O que falta para elas ficarem prontas?

Linha de montagem com vários frascos de vacina, um deles coletado por uma mão
Legenda da foto,

Uma lembrança: a aprovação de uma vacina não significa que ela estará disponível prontamente

Todas as candidatas à vacina citadas ao longo da reportagem estão iniciando ou em meio à fase 3 dos testes clínicos. Nesse momento, o objetivo é aplicar o imunizante em milhares de voluntários e acompanhá-los por determinado período de tempo.

Detalhe importante: uma parte desses indivíduos recebe a vacina de verdade, enquanto outra parcela toma doses placebo, que não tem efeito algum sobre o sistema imunológico.

A partir dessa experiência, os cientistas vão poder conferir se as pessoas vacinadas desenvolveram ou não reações adversas e se ficaram mais protegidas (ou não) da infecção pelo coronavírus quando comparadas ao grupo do placebo.

Para determinar o momento em que os testes podem ser finalizados, os autores definem uma quantidade mínima de eventos. "Nesse contexto, um evento é quando uma pessoa que faz parte do estudo fica doente e tem diagnóstico confirmado de covid-19", diz Natalia.

Vamos pegar o exemplo da CoronaVac, elaborada pela Sinovac e pelo Instituto Butantan: de acordo com as informações publicadas no ClinicalTrials.Gov, site do governo americano que registra os estudos clínicos, os testes serão concluídos quando for atingida a marca de 150 eventos. A data para finalizar todo o estudo está agendada para outubro de 2021.

Mas como então governantes e gestores públicos dizem que a vacina começará a ser produzida e distribuída já em dezembro de 2020? "Os fabricantes farão análises interinas, com um número menor de eventos registrados. Se os resultados parciais forem robustos, eles já pedirão uma aprovação emergencial para as agências regulatórias", antecipa Natalia.

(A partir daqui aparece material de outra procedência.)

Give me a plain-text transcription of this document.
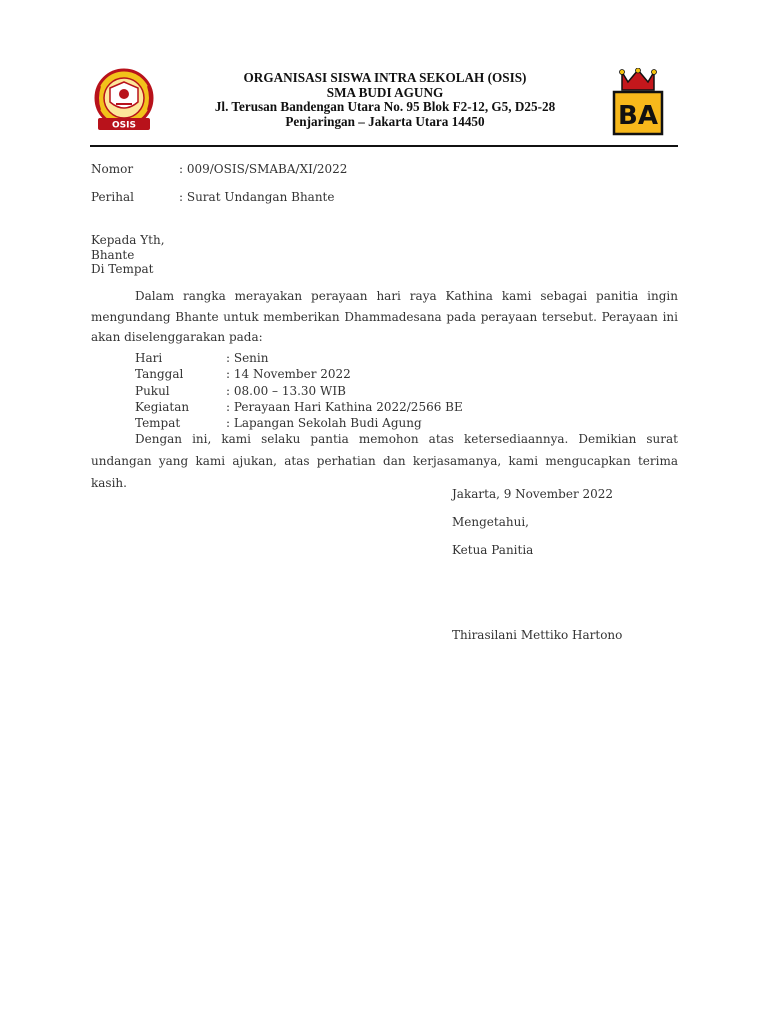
OSIS
ORGANISASI SISWA INTRA SEKOLAH (OSIS)
SMA BUDI AGUNG
Jl. Terusan Bandengan Utara No. 95 Blok F2-12, G5, D25-28
Penjaringan – Jakarta Utara 14450	BA
Nomor	: 009/OSIS/SMABA/XI/2022
Perihal	: Surat Undangan Bhante
Kepada Yth,
Bhante
Di Tempat
Dalam rangka merayakan perayaan hari raya Kathina kami sebagai panitia ingin mengundang Bhante untuk memberikan Dhammadesana pada perayaan tersebut. Perayaan ini akan diselenggarakan pada:
Hari	: Senin
Tanggal	: 14 November 2022
Pukul	: 08.00 – 13.30 WIB
Kegiatan	: Perayaan Hari Kathina 2022/2566 BE
Tempat	: Lapangan Sekolah Budi Agung
Dengan ini, kami selaku pantia memohon atas ketersediaannya. Demikian surat undangan yang kami ajukan, atas perhatian dan kerjasamanya, kami mengucapkan terima kasih.
Jakarta, 9 November 2022
Mengetahui,
Ketua Panitia
Thirasilani Mettiko Hartono
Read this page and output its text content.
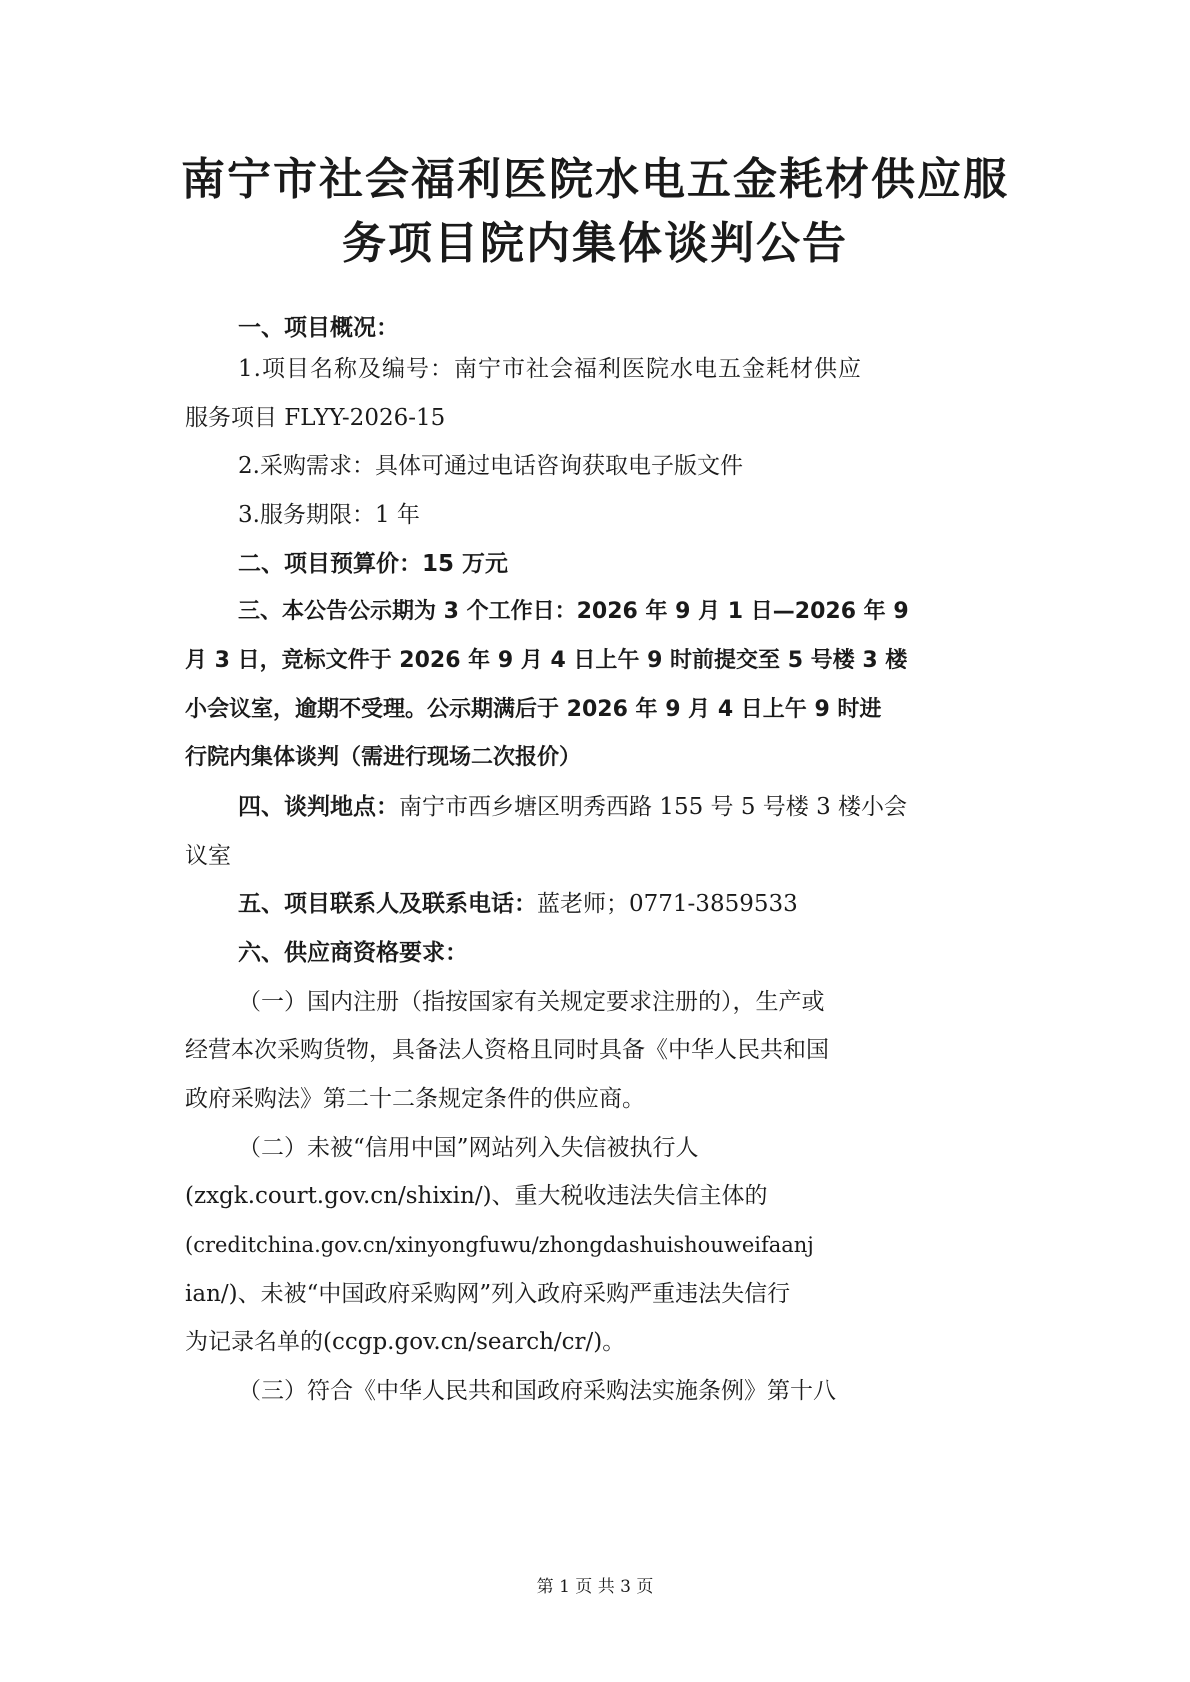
南宁市社会福利医院水电五金耗材供应服
务项目院内集体谈判公告
一、项目概况：
1.项目名称及编号：南宁市社会福利医院水电五金耗材供应
服务项目 FLYY-2026-15
2.采购需求：具体可通过电话咨询获取电子版文件
3.服务期限：1 年
二、项目预算价：15 万元
三、本公告公示期为 3 个工作日：2026 年 9 月 1 日—2026 年 9
月 3 日，竞标文件于 2026 年 9 月 4 日上午 9 时前提交至 5 号楼 3 楼
小会议室，逾期不受理。公示期满后于 2026 年 9 月 4 日上午 9 时进
行院内集体谈判（需进行现场二次报价）
四、谈判地点：南宁市西乡塘区明秀西路 155 号 5 号楼 3 楼小会
议室
五、项目联系人及联系电话：蓝老师；0771-3859533
六、供应商资格要求：
（一）国内注册（指按国家有关规定要求注册的），生产或
经营本次采购货物，具备法人资格且同时具备《中华人民共和国
政府采购法》第二十二条规定条件的供应商。
（二）未被“信用中国”网站列入失信被执行人
(zxgk.court.gov.cn/shixin/)、重大税收违法失信主体的
(creditchina.gov.cn/xinyongfuwu/zhongdashuishouweifaanj
ian/)、未被“中国政府采购网”列入政府采购严重违法失信行
为记录名单的(ccgp.gov.cn/search/cr/)。
（三）符合《中华人民共和国政府采购法实施条例》第十八
第 1 页 共 3 页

Cristina Bonorino vê essa antecipação ensaiada por governos e empresas com ressalvas. "Precisamos respeitar o protocolo. É temerário você liberar qualquer vacina sem os resultados completos. Por mais que as agências regulatórias e os cientistas sofram pressão, devemos esperar para ter certeza de que aquele produto vai funcionar de verdade", afirma.

Outra discussão importante está nos grupos que poderão receber as vacinas. Por ora, muitas das candidatas só são testadas em adultos de 18 a 59 anos. Isso significa que não sabemos ainda se elas serão seguras e efetivas em idosos, por exemplo, que são um dos grupos de risco para a covid-19.

Por fim, é preciso levar em conta que a aprovação de uma vacina, qualquer que seja, não significa que ela estará disponível prontamente. "A liberação significa o início da fabricação em massa, da organização de campanhas, do treinamento das equipes de saúde, da organização das cadeias de transportes… E isso tudo leva tempo", acrescenta Natalia.

Na corrida para acabar com a pandemia, as próximas análises preliminares dos estudos de fase 3 são aguardados com ansiedade para os próximos meses. Em meio a tantas expectativas, projetos e promessas, é preciso tomar cuidado para que nenhum concorrente queime a largada.